The down side of the survey is that teaching is significantly more popular with sixth-form girls than with boys. Thirty-nine per cent of girls put teaching at the top of their list of careers, compared to only 9 per cent of boys. This huge discrepancy can give no comfort to those who think that the "feminisation" of the teaching profession, already in full swing, will be easy to reverse. The chance of getting more male teachers into primary schools looks bleak, on the basis of this survey.

By the time they start their A-levels and GNVQs, students also have a firm idea of what they would not like about working at the chalk-face. A majority of boys and girls are alarmed at the prospect of having to deal with unruly pupils. They are also unenthusiastic about the prospect of working long hours, taking work home, low pay and stress.

But they look much more positively on long holidays - boys find this particularly attractive - the chance to work with children, and job satisfaction. And they are pretty clear about what changes in schools would make it more likely for them to become teachers: better pay, better facilities, smaller classes and better disciplined students might all help.

David Blunkett seems to be on the right lines there, although it is going to be a slow process. And he is not helped, according to these students, by the extremely negative image of teaching which is currently putting prospective teachers off at an early age. They blame newspapers, soaps, magazines and films for a generally gloomy view of the profession - so perhaps the TTA is on the right track in trying to get to potential recruits through the media, too.

The only two subjects which seem likely to meet their recruitment targets this autumn are PE and music. This oddity prompted Mick McManus of Leeds Metropolitan University's PE department to wonder, in an article in the Times Educational Supplement, why his department was able to attract 1,500 applications for 70 places with an average of 20 points (a B and 2 Cs) at A-level. Most of these young people, he says, are well qualified to train to teach other subjects.

The only decisive factor which he could come up with in discussions with students was that they had been inspired by teachers who had enjoyed their jobs and had encouraged them to follow in their footsteps. Other staff, some students suggested, in fact discouraged them from becoming teachers for the usual reasons: too much assessment and paperwork, too many meetings and - Mr. Blunkett should note - abuse by politicians. Low morale, it seems, can be catching, high morale is inspiring.

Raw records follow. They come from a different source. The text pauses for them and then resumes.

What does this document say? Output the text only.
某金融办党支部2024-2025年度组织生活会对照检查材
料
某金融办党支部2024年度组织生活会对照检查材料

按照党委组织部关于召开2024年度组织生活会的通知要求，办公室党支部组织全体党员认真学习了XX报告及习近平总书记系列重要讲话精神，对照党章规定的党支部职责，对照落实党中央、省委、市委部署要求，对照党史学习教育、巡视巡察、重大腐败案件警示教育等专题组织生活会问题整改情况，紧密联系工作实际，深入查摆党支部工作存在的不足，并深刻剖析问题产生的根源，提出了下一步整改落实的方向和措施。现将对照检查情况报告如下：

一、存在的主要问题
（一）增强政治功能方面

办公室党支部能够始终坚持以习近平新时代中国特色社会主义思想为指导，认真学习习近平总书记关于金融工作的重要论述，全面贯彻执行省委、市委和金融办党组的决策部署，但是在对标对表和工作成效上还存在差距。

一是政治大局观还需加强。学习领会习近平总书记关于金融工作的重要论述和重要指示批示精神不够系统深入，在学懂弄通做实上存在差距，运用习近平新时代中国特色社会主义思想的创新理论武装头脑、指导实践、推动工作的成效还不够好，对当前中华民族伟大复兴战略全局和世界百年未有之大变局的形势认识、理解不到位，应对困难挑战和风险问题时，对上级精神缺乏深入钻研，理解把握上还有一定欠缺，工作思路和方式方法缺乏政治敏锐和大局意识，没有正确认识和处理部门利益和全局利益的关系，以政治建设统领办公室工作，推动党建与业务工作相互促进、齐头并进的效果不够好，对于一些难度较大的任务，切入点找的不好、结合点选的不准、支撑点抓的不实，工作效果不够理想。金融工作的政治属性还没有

But there are other difficulties, too. Part of the TTA's recruitment strategy is to persuade older people either to switch careers to train as teachers, or to come back to teaching after a career break. And in this area, too, all sorts of problems arise.

It is, for instance, difficult for teachers who have been working in further education colleges, where there have been thousands of redundancies, to switch to schools. Training for work in FE does not at present offer qualified teacher status; staff need a further year's training to make the switch possible.

The TTA is promoting a new route around this difficulty by supporting a new course run in partnership by Wolverhampton University and Bilston Community College in the West Midlands. The course will combine teaching in a school with training leading to qualified teacher status. Forty students will join the course in September, with their fees paid by the TTA.

But the news is less good for other mature entrants to the profession and for those returning after a break. Some find jobs almost impossible to find at salaries commensurate with their experience; if it is cheaper to recruit a 22-year-old, then that is what many schools will do.

The root of this difficulty lies in the Local Management of Schools funding system, which has until now reimbursed schools for salaries only at an average rate. This situation is to change in April, when local authorities have the option of paying schools their real salary costs. But many LEAs claim that they cannot afford this - so mature entrants and re-entrants to the profession may still remain jobless.